Renault. Pour obtenir des droits de vote double, l’Etat a fait passer en 2015 de 15,01 % à 19,74 % sa participation dans le groupe automobile. L’opération, évaluée à 1,2 milliard d’euros, avait été présentée comme transitoire. Mais la revente des titres n’a toujours pas eu lieu, faute de conditions de marché favorables - le titre évoluant actuellement autour de 75 euros, contre 86 euros lors de l’opération.
Aéroports de Paris. C’est l’une des principales pistes évoquées pour permettre à l’Etat actionnaire de dégager des marges de manœuvre. Actuellement, 51 % du capital d’Aéroports de Paris se trouvent dans le giron public. Mais ce niveau pourrait sensiblement baisser. ADP « n’a pas d’intérêt stratégique pour l’Etat » et sa vente « pourrait rapporter beaucoup », souligne à l’AFP Christopher Dembik, économiste chez Saxo banque, qui rappelle qu’Emmanuel Macron avait songé à une telle opération en 2015. Pour céder ses parts, l’État devra au préalable faire voter un texte l’autorisant à descendre sous le seuil des 50 % exigé par la loi. Et vaincre les éventuelles réticences des syndicats d’ADP.
Orange. « Orange n’est ni une entreprise du secteur nucléaire ou de la défense, ni une entreprise assurant un service public en monopole », déclarait en avril Emmanuel Macron au site spécialisé Electronlibre, ajoutant que la part de l’Etat dans le groupe pouvait « évoluer ». L’Etat détient, directement et indirectement, près de 23 % du numéro un français des télécoms, une participation valorisée aux alentours de 9 milliards d’euros. Pour Eric Beaudet, analyste chez Natixis, il faudrait que la cession soit « progressive et ordonnée » pour éviter de faire chuter le cours de Bourse. « Une petite cession d’une partie que l’Etat possède ne changerait rien à son influence au sein du groupe », souligne-t-il. Le PDG du groupe, Stéphane Richard, insiste d’ailleurs pour une sortie de l’Etat, un actionnaire jugé encombrant.
La Française des jeux. Evoquée depuis une dizaine d’années, la cession d’une partie de la Française des jeux par l’Etat, qui possède 72 % de l’opérateur, est revenue sur le tapis ces dernières semaines, sur fond de résultats record pour l’entreprise : 14,3 milliards d’euros de chiffre d’affaires en 2016. La FDJ fait partie « des pistes intéressantes », susceptibles de séduire « de nombreux investisseurs », estime ainsi Christopher Dembik. Seul bémol, pour l’Etat : réduire sa participation impliquerait de revoir à la baisse les dividendes qu’il perçoit chaque année de l’opérateur.

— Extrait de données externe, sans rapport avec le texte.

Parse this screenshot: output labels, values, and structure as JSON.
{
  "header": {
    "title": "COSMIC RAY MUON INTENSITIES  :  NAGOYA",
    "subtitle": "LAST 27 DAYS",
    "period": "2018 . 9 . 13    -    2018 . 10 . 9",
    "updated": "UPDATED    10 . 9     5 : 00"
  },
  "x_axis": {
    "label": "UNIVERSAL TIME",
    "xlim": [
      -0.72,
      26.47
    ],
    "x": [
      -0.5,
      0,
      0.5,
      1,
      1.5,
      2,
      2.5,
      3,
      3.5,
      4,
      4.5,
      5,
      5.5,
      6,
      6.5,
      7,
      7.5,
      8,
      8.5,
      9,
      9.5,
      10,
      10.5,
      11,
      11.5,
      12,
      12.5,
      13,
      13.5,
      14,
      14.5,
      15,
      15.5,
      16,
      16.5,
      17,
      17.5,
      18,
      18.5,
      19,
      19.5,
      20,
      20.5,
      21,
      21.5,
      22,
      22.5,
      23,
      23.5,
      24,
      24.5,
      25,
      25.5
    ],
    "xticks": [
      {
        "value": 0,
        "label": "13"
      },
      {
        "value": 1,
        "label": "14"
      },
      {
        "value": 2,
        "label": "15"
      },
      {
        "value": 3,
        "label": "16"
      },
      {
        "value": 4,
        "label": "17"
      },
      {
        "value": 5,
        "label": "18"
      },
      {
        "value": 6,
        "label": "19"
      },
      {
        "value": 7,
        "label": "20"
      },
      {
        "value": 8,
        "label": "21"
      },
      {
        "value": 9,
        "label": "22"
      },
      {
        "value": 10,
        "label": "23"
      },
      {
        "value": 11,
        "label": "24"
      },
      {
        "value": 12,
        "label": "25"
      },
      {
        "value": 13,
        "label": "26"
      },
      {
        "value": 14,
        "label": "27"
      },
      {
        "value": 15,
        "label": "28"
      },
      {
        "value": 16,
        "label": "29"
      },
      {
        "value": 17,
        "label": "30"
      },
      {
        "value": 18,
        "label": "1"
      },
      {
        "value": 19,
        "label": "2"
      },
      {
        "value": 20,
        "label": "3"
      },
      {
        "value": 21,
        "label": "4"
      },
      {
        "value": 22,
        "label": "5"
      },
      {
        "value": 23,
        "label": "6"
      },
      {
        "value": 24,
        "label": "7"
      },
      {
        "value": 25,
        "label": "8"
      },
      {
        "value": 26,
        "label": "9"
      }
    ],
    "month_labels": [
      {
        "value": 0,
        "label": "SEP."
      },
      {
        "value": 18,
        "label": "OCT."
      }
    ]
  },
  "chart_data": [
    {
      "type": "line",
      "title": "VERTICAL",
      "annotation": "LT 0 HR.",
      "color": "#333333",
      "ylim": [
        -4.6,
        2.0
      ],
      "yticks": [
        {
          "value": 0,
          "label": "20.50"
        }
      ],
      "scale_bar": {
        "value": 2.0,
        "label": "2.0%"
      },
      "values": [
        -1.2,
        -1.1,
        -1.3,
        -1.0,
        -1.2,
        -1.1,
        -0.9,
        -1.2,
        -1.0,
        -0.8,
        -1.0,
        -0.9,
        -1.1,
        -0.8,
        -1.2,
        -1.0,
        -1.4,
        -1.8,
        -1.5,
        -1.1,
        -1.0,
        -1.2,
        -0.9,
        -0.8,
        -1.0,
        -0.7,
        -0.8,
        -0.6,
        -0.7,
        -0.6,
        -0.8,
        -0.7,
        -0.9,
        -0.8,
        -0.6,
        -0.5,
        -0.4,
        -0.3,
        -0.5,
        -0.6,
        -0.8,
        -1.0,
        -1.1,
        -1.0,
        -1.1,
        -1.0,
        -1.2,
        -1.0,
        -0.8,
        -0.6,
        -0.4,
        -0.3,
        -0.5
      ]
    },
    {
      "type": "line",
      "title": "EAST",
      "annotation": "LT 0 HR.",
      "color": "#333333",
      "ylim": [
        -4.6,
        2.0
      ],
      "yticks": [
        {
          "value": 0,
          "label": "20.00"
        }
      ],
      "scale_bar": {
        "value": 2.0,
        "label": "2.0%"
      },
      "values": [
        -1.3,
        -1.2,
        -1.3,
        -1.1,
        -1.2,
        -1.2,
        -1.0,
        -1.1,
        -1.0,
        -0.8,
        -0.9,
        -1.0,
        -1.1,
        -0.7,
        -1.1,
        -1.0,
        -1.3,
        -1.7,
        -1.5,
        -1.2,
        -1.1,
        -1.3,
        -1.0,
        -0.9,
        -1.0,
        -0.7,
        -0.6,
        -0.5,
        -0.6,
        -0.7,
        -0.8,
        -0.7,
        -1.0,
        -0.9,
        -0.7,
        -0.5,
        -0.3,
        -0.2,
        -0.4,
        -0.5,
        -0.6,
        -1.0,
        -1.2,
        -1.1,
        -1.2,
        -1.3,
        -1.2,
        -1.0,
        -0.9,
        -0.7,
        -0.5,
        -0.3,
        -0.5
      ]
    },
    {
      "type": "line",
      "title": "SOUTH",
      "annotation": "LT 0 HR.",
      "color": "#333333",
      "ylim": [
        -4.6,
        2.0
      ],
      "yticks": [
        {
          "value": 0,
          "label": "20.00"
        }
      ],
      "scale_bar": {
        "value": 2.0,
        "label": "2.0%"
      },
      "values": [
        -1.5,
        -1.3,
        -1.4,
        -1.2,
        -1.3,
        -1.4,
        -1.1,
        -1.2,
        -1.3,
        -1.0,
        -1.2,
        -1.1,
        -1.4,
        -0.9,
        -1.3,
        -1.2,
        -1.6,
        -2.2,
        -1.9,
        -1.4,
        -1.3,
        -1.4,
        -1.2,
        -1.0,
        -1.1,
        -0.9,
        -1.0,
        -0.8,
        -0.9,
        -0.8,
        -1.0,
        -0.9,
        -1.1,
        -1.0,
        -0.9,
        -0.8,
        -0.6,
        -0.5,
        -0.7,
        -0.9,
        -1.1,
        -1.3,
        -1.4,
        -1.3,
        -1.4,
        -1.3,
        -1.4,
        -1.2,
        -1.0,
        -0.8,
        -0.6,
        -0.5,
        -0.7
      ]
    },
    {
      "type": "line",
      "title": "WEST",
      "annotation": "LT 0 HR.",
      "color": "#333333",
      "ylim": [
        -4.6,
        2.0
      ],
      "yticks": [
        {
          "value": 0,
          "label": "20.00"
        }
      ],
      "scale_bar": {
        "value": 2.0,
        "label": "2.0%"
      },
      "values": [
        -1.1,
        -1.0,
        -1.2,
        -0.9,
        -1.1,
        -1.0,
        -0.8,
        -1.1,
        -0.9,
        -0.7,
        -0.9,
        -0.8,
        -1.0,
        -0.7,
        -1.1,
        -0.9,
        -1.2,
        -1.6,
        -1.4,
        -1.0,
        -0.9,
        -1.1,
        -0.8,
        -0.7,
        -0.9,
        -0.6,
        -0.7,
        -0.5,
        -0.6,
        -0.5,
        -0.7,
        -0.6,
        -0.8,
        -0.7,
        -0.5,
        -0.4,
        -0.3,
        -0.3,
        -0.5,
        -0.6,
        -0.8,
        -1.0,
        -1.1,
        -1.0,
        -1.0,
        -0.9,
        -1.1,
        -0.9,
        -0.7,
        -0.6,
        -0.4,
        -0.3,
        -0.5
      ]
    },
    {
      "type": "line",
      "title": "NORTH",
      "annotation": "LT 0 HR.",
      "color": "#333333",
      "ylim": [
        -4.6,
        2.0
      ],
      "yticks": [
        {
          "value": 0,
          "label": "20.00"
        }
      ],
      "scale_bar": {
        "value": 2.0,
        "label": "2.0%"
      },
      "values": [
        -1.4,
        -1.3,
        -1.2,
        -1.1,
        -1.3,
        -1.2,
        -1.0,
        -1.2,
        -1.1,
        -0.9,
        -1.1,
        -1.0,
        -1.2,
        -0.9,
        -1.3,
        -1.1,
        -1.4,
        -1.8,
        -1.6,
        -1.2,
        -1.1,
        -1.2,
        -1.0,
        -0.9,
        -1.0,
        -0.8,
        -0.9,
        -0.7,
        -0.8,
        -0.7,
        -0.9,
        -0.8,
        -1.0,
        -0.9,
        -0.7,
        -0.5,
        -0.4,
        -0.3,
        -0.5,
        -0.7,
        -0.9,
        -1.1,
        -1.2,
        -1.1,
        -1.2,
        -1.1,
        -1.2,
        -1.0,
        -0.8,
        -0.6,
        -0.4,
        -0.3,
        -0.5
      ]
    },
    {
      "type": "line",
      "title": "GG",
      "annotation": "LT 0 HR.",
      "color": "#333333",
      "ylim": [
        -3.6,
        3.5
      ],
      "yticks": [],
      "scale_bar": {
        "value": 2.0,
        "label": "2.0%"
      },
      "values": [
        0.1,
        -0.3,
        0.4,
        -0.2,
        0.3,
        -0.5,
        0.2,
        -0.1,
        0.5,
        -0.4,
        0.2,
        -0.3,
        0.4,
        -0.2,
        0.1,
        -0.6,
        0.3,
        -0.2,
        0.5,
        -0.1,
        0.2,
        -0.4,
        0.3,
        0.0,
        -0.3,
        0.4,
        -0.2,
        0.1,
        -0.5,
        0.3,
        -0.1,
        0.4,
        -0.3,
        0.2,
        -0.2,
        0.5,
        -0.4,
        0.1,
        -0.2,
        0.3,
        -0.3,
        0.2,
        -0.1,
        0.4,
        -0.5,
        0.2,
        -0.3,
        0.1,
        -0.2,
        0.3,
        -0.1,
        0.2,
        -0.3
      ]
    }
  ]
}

Soit près de 130 millions d’euros, bon an mal an.
CNP Assurances. L’Etat possède actuellement 1,1 % du capital du premier assureur de personnes en France via l’APE, et 40,8 % via la Caisse des dépôts. Un niveau jugé trop élevé par la Cour des comptes. Cela pourrait pousser l’Etat à vendre les 1,1 % détenus l’APE, avec à la clé un gain de 150 millions d’euros.
DCNS. Actuellement, l’État contrôle 63 % du constructeur naval aux côtés de Thales, qui en possède 35 %. Mais Thales souhaite que soit revu cet équilibre. Jusqu’à présent, Bercy s’est refusé à le faire, mais une évolution reste possible.
Thales. La participation de l’Etat dans le constructeur aéronautique, dont il possède 26 %, est valorisée à plus de 5,1 milliards d’euros. De quoi récupérer une belle somme en cas de baisse de participation. Mais l’entreprise est stratégique. Et une cession partielle de ces titres impliquerait une rupture du pacte d’actionnaires conclu avec la famille Dassault, qui prévoit que celle-ci possède une part inférieure à l’Etat. A moins qu’elle ne vende aussi une partie de sa participation.
Un calendrier et projet « un peu nébuleux »
Pour l’heure, les contours du fonds de 10 milliards d’euros et le calendrier prévu pour les cessions restent toutefois flous. « On ne sait pas quelle forme le fonds va prendre, ni qui le gérera », confie à l’AFP un haut fonctionnaire, qui assure que le futur dispositif est encore « un peu nébuleux pour tout le monde ».
L’entourage de Bruno Le Maire assure de son côté que sa mise en place devrait se faire « dans le mois », le temps de régler quelques points juridiques. En attendant, les gains des cessions comme celle d’Engie mardi sont placés dans un compte d’affectation spécial.